La pauvreté n’existe pas à Singapour ?
En théorie il n’y a pas de pauvres à Singapour. En effet le gouvernement de la Cité-Etat n’a pas établit de seuil de pauvreté et n’a jamais pris en compte les standards internationaux en la matière.
Dans la pratique, et comme dans tous les pays, il y a des inégalités. Et les personnes, qui se retrouvent en bas de l’échelle des revenus, seraient sans doute considérer comme “pauvres” dans d’autres pays.
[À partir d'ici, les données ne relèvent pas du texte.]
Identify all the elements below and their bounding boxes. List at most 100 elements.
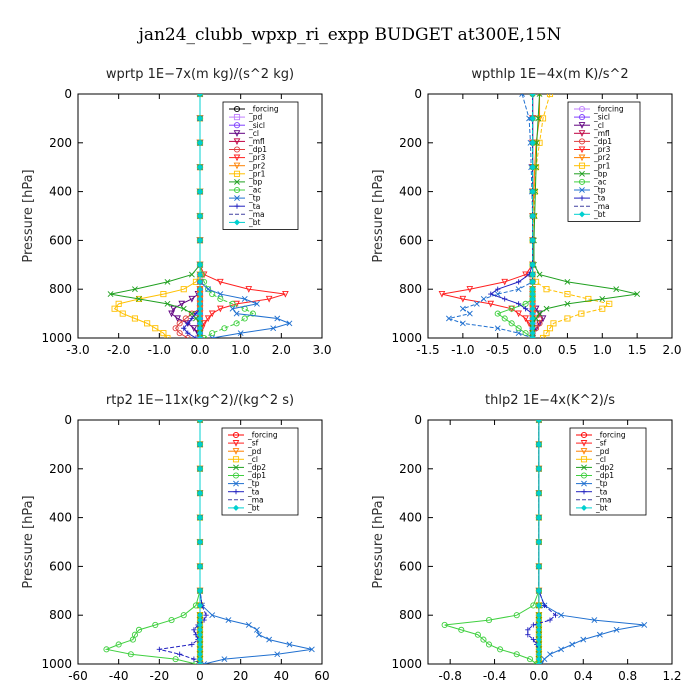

L’absence d’un seuil de pauvreté n’empêche pas pour autant le gouvernement de prendre des mesures pour aider les foyers les plus défavorisés. Et ce dans une approche adaptée à chaque situation plutôt que sur des règles générales basées uniquement sur le revenu (ou autre).
Certains soulignent que cette approche est faîte pour éviter de stigmatiser une population déjà en souffrance. D’autres dénoncent au contraire cette absence, et y voient un déni de la situation actuelle.
Pourquoi la pauvreté n’est pas connue ?
Tout d’abord parce que les expats, français ou non, ont plutôt tendance à vivre dans une bulle. La majorité des expats vit en condo, dispose de revenus supérieurs à la moyenne et voyage beaucoup plus que l’habitant moyen de la Cité-Etat.
Chaque ville met en avant ses meilleurs aspects et passent les autres sous silence. C’est normal. Paris est en le meilleur exemple et Singapour n’échappe pas à la règle.
L’image que la ville de Singapour renvoie est celle d’une ville de riches uniquement. Il faut dire que les photos de la piscine du Marina Bay Sands déclencheront beaucoup plus de Like sur Facebook que celles des HDB de Bukit Batok (d’ailleurs combien de français savent ou se situe Bukit Batok ?)
A leur décharge, il faut dire qu’il n’y a AUCUNE raison d’aller à Bukit Batok. Le plan d’urbanisation de l’île a crée des zones résidentielles (comprendre cité dortoir) et des zones d’activités dédiées. Zones qui ne se mélangent que très rarement.
Du coup, si vous ne vivez pas dans ces endroits, vous n’avez aucune raison d’y aller (sauf à aller voir des amis qui y habitent). Et la majorité des gens qui viennent à Singapour ne verront jamais l’alignement des tours de bétons de Yew Tee ou Marsiling.
Pourquoi la pauvreté est invisible ?
Elle est invisible car elle est criminalisée (interdiction de faire la manche, de dormir dans la rue,…). Elle est également invisible dans les médias et les gens en parlent peu.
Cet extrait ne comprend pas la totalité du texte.